SC090008 - Improving Probabilistic Flood Risk Modelling Through Improved Model Validation and Reuse of Existing Models

Theme:Modelling and Risk
Project status:Completed
Start date:18/05/2009
End date:26/10/2012
  • Flood Defence
  • Halcrow Water,
  • JBA


A project by the Environment Agency looked at ways to improve our confidence in the use of probabilistic flood modelling as part of risk assessments to help manage flood risk.

Probabilistic models provide a better estimate of risk by considering uncertainty and hence give an estimate of confidence helping users to make more informed decisions.  However, challenges remain, such as how to best validate probabilistic results (e.g. whether there is a two per cent chance of being flooded) and how to best use more detailed models in a probabilistic manner.

Our work produced new evidence and prototype methods which improved our knowledge and understanding by:
• Developing and testing a new approach to validate probabilistic flood model results (Work Package 1).
• Trialling methods to conduct locally applicable probabilistic flood risk assessments (Work Package 2).

The main findings from Work Package 1 are:
• There are benefits in focussing on the intended uses, and hence desired accuracy of the results, when validating probabilistic model results. It can help foster confidence in the use of these types of models.
• Overall uncertainty (stemming from data and methods)  in the modelling process needs to be considered to determine the overall confidence users can have in probabilistic outputs.
• There is an opportunity to place the use of probabilistic results in the light of current and likely future model capabilities.
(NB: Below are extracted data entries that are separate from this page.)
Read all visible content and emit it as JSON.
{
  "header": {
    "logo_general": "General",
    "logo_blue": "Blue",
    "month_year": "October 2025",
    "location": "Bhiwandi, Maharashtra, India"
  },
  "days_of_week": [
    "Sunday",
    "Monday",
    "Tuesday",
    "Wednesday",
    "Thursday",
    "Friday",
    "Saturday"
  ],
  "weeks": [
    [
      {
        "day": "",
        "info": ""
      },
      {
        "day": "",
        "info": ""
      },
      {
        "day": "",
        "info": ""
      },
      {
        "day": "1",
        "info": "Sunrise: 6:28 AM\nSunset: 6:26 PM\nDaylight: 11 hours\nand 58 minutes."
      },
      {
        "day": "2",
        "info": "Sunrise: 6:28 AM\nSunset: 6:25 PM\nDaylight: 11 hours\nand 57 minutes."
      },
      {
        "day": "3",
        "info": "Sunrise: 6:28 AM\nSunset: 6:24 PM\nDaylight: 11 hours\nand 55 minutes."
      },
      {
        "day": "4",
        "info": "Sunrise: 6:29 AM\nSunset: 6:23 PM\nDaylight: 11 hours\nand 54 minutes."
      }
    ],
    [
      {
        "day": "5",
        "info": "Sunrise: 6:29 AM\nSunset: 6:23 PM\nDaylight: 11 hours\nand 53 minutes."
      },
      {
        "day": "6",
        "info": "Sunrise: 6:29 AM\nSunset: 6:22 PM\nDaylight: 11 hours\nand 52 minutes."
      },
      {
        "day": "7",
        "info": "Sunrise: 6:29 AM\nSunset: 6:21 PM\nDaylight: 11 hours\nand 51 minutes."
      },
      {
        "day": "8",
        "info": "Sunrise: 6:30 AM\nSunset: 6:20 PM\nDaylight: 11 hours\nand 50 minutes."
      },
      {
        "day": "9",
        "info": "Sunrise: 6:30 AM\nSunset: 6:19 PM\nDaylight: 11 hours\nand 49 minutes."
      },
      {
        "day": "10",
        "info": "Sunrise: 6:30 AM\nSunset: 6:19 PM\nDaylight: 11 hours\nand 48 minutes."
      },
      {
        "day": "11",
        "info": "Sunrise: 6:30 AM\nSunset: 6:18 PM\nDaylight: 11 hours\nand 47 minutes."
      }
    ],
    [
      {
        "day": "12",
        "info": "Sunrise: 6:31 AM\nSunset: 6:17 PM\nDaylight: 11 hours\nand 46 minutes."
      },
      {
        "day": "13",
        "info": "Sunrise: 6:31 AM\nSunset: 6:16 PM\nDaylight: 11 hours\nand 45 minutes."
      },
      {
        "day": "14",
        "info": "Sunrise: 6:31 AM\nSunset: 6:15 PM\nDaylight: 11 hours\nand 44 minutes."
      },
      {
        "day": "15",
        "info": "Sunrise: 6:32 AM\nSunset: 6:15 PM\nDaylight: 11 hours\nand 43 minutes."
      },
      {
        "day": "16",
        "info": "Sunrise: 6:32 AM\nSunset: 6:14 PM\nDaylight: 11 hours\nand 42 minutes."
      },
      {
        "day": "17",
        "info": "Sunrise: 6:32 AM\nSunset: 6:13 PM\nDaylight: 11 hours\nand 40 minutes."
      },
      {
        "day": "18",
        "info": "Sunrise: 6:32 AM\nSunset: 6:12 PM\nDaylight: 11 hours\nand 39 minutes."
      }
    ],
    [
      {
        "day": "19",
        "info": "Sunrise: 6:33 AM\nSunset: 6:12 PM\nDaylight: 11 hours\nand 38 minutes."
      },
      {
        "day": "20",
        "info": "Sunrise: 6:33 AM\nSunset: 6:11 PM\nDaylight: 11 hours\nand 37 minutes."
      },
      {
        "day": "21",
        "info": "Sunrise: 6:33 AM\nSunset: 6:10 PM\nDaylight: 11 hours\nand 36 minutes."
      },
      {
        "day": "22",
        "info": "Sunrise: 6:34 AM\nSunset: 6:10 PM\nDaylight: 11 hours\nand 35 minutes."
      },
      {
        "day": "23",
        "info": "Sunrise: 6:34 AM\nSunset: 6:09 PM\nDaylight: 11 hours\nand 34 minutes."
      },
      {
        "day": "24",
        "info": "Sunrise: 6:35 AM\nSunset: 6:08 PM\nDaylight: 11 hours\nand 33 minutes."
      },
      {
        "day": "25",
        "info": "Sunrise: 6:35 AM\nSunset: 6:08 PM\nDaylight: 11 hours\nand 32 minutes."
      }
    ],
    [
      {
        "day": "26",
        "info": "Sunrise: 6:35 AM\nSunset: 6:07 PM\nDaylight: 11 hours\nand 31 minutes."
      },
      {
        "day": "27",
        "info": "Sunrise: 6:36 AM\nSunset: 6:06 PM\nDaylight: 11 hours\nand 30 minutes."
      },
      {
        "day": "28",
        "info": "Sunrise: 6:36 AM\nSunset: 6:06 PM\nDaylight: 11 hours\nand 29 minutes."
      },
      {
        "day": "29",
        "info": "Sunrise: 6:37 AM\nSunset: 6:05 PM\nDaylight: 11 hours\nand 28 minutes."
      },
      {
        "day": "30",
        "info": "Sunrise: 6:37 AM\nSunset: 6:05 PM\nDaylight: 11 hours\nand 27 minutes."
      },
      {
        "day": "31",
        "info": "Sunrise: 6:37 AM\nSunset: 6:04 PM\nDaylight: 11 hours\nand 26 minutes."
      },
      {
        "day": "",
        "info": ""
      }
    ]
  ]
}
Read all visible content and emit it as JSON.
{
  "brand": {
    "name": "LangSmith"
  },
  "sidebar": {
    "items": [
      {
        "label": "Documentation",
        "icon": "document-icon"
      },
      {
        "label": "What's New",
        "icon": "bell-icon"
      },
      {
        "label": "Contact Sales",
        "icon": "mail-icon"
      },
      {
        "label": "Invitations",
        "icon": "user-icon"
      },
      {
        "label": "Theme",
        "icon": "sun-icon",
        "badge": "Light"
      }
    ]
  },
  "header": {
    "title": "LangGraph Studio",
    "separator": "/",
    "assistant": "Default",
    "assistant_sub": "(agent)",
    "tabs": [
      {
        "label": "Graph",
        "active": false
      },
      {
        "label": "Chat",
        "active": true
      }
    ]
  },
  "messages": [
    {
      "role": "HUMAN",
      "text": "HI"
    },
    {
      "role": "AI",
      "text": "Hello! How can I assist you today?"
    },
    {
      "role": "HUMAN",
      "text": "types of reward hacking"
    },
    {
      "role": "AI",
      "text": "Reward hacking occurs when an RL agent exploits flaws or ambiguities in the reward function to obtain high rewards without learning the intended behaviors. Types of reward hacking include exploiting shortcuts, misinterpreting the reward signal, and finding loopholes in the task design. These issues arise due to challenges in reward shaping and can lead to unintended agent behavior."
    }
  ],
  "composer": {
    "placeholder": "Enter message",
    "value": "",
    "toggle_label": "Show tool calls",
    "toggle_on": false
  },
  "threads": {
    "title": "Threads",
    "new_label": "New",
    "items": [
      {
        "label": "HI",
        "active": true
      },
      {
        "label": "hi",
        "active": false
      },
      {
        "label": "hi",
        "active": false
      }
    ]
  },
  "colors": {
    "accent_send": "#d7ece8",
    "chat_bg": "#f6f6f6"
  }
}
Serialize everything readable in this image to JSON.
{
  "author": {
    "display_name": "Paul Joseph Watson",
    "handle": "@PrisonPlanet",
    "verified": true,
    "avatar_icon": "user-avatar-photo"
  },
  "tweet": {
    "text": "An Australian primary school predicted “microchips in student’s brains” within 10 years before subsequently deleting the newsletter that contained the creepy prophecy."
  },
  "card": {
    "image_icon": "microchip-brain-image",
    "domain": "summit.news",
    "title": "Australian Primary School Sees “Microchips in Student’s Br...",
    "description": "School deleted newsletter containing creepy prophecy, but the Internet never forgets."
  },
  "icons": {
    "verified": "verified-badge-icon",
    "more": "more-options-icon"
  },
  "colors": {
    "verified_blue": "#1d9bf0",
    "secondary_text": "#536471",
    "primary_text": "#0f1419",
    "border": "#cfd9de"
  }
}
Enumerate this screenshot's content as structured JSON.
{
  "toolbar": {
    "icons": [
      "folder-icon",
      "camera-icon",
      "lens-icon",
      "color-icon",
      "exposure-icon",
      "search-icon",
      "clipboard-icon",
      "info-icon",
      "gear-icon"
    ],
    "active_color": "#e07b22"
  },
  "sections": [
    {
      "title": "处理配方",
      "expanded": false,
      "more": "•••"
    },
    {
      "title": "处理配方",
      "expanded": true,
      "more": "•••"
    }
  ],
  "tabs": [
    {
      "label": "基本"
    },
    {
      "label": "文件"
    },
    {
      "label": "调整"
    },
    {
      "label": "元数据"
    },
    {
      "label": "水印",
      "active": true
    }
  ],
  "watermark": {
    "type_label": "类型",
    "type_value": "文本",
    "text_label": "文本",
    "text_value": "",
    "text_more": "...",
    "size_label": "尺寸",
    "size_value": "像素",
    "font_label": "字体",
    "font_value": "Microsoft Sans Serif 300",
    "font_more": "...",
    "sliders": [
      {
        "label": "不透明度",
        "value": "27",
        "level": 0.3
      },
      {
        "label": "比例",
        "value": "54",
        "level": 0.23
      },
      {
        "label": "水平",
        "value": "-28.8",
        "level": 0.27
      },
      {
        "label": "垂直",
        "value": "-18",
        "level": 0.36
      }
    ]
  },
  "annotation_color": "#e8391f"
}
Work Package 2 trialled approaches using detailed hydraulic flood models to support more locally applicable probabilistic flood risk assessments.

The main findings from this work package are:
• Using existing detailed models in a probabilistic context is possible in principle.
• Currently it involves trade-offs between the accuracy of the models and the number of scenarios needed to capture uncertainties around predictions, such as the performance of flood defences.
• Industry opinion is varied over whether automated or more manual, expert-led approaches are best for determining the most important scenarios for this type of analysis.
• As a first step, detailed model results can be used in a probabilistic manner for locations where no formal flood defences are present. A variety of tools are available to do this (IMPROB, MAST, MDSF2 in principle).
• Further development work will be necessary to enable the operational use of more detailed models in a probabilistic framework.

This summary relates to information from project SC090008. A separate summary, SS2, describes in more detail the validation framework for probability flood models.